Pós-Páscoa, supermercados apostam em promoções para evitar prejuízos com ovos encalhados

Promoções de ‘leve 2,
pague 1’, são estratégia
para liquidar últimos
ovos de Páscoa - Foto: Roberta Martins
Promoções de ‘leve 2, pague 1’, são estratégia para liquidar últimos ovos de Páscoa - Foto: Roberta Martins

Varejistas de Campo Grande recorrem a descontos agressivos para escoar estoques e últimas peças dos produtos

Passado o período da Páscoa, um movimento já esperado ganha força nos corredores de supermercados e lojas especializadas: a queima de estoque de ovos de chocolate que não foram vendidos durante a data. Na quinta-feira (9), a reportagem do jornal O Estado esteve em um dos principais locais de vendas dos ovos. Segundo donos e gerentes dos estabelecimentos, a estratégia, além de evitar desperdício, se torna essencial para manter o fluxo de caixa e recuperar parte do investimento feito pelos comerciantes.

Com preços mais elevados em 2026, o valor médio dos ovos subiu cerca de 27% nos últimos anos e muitos consumidores optaram por alternativas mais baratas, como barras e bombons, ou reduziram a quantidade de compras. Isso contribuiu para um volume maior de produtos remanescentes após o feriado.

Diante desse cenário, redes varejistas iniciam liquidações agressivas já nos dias seguintes à Páscoa, com descontos que podem ultrapassar 50%. A prática é considerada comum no setor e faz parte do planejamento logístico das empresas, já que ovos de chocolate têm forte apelo sazonal e menor saída fora do período comemorativo.

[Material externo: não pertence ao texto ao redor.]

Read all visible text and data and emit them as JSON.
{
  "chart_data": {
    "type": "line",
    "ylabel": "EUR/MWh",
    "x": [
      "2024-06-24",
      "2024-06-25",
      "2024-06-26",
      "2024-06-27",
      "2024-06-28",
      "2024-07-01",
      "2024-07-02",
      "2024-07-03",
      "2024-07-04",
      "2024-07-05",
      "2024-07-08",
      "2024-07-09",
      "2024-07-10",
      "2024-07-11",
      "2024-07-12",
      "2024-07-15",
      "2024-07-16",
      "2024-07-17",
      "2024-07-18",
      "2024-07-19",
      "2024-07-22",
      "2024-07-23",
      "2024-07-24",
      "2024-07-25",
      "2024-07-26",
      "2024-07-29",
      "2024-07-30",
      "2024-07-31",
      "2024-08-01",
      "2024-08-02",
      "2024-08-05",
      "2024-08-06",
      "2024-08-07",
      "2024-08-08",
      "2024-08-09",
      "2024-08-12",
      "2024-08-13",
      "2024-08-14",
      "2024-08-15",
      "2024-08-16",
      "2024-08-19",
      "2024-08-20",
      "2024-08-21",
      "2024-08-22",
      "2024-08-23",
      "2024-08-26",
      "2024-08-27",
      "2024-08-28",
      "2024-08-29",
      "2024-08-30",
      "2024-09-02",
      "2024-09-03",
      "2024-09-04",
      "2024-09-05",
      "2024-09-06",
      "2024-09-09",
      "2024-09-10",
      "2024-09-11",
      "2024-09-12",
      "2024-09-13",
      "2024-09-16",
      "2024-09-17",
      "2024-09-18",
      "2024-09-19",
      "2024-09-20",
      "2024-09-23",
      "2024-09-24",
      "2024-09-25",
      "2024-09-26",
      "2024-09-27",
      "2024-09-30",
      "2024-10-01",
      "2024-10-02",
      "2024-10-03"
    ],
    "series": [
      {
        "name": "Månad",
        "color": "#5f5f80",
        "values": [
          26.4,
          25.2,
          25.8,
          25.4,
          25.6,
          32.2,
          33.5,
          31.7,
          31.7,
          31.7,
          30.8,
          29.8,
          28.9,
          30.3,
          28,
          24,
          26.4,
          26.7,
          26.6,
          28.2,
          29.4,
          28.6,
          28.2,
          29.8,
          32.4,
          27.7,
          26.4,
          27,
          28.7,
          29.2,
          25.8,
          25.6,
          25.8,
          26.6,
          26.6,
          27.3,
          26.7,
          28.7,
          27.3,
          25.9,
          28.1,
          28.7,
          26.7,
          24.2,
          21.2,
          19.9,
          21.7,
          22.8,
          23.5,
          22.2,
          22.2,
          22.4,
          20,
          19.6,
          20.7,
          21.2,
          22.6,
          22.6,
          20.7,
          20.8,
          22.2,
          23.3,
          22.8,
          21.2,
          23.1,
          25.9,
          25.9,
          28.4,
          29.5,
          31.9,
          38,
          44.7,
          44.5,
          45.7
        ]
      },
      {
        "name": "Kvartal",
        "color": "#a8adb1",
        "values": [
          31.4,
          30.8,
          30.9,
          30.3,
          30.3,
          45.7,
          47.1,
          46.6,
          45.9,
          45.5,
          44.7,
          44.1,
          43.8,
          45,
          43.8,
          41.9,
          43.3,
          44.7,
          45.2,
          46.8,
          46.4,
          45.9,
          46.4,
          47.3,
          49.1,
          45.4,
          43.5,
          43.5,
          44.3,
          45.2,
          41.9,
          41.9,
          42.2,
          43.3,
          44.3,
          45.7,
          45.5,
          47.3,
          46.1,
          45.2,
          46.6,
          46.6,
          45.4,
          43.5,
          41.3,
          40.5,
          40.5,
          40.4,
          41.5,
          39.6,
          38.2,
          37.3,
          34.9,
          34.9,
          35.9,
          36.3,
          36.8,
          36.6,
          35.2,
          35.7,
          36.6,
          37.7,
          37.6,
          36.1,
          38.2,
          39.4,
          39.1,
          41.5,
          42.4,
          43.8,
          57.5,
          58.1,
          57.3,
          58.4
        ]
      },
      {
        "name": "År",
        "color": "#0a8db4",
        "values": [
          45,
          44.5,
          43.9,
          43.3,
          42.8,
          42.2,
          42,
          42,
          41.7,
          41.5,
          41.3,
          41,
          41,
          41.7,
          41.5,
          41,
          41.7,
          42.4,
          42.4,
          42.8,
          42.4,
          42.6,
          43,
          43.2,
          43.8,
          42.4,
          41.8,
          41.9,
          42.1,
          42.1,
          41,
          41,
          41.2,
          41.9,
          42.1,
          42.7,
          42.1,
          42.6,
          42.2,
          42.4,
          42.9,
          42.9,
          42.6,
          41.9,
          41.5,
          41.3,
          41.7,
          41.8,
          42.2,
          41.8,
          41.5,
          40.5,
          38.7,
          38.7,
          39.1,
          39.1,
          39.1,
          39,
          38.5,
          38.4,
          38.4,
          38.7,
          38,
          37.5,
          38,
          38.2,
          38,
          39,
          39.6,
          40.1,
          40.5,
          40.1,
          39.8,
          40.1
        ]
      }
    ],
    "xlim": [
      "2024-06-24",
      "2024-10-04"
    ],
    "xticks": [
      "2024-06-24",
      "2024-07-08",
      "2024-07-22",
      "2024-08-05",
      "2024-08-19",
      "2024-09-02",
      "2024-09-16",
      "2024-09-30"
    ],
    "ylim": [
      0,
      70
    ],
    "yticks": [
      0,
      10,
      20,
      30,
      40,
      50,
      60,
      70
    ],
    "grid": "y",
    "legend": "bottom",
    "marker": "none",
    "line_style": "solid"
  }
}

Pedro Teixeira, gerente da rede de supermercados Pires, confirma que o fluxo na procura por ovos de páscoa superou 2025. “Foi muito bom as vendas, correspondeu direitinho as nossas expectativas, superando 2025. Além dos ovos, outro item que teve bastante procura foi a parte de pescados também , devido a semana santa” afirma Pedro

O gerente conta que foram pedidos mais de 200 ovos para a data e que permaneceu menos de 20% no estoque da loja e com o que sobrou, está sendo feitas promoções. ” Passando o período da páscoa, aí é feito dois por um pra ver se conseguimos desovar esse produto, para esvaziar o estoque. E geralmente esses produtos eles são alinhados com o fornecedor, quando não consegue vender tudo a gente consegue fazer a devolução do produto. Já existe esse combinado de caso não venda a gente faz a devolução do material” conta o gerente.

 

Giro de estoque

Além de reduzir perdas, as promoções também funcionam como estratégia para atrair consumidores ao ponto de venda, incentivando compras por impulso de outros produtos. Em muitos casos, os itens encalhados são reposicionados como “especiais”, ampliando o giro de estoque e evitando descarte.

Especialistas do varejo apontam que a diversificação de produtos e a oferta de descontos progressivos são fundamentais nesse momento. Combos promocionais, por exemplo, ajudam a aumentar o volume vendido rapidamente, enquanto o consumidor se beneficia de preços mais acessíveis.

Mesmo com desafios como o aumento de preços e um consumidor mais cauteloso, a Páscoa segue sendo uma das datas mais importantes para o comércio. Em 2026, a expectativa é que a economia de Mato Grosso do Sul movimente cerca de R$ 335,68 milhões.

Desse total, aproximadamente R$ 170 milhões foi destinados à compra de presentese, principalmente chocolates.

Na capital, Campo Grande, a movimentação econômica deve ultrapassar R$ 103 milhões, com crescimento em relação ao ano anterior e aumento no ticket médio dos consumidores.

Outro destaque é a mudança no comportamento de compra: além dos tradicionais ovos industrializados, cresce a procura por produtos artesanais, que já disputam espaço com grandes marcas.

Apesar dos números positivos, o perfil do consumidor tem mudado. A busca por preços mais baixos e promoções é cada vez mais intensa, com cerca de 74% dos clientes preferindo descontos à vista.

Esse comportamento explica tanto o aumento da competitividade entre lojistas durante a Páscoa quanto a importância das liquidações no período pós-data. Para os empresários, vender com desconto ainda é mais vantajoso do que manter produtos parados em estoque.

Assim, o ciclo da Páscoa no varejo não termina no domingo festivo: ele se estende nos dias seguintes, quando promoções se tornam a principal ferramenta para transformar sobras em faturamento e garantir que o chocolate não vire prejuízo.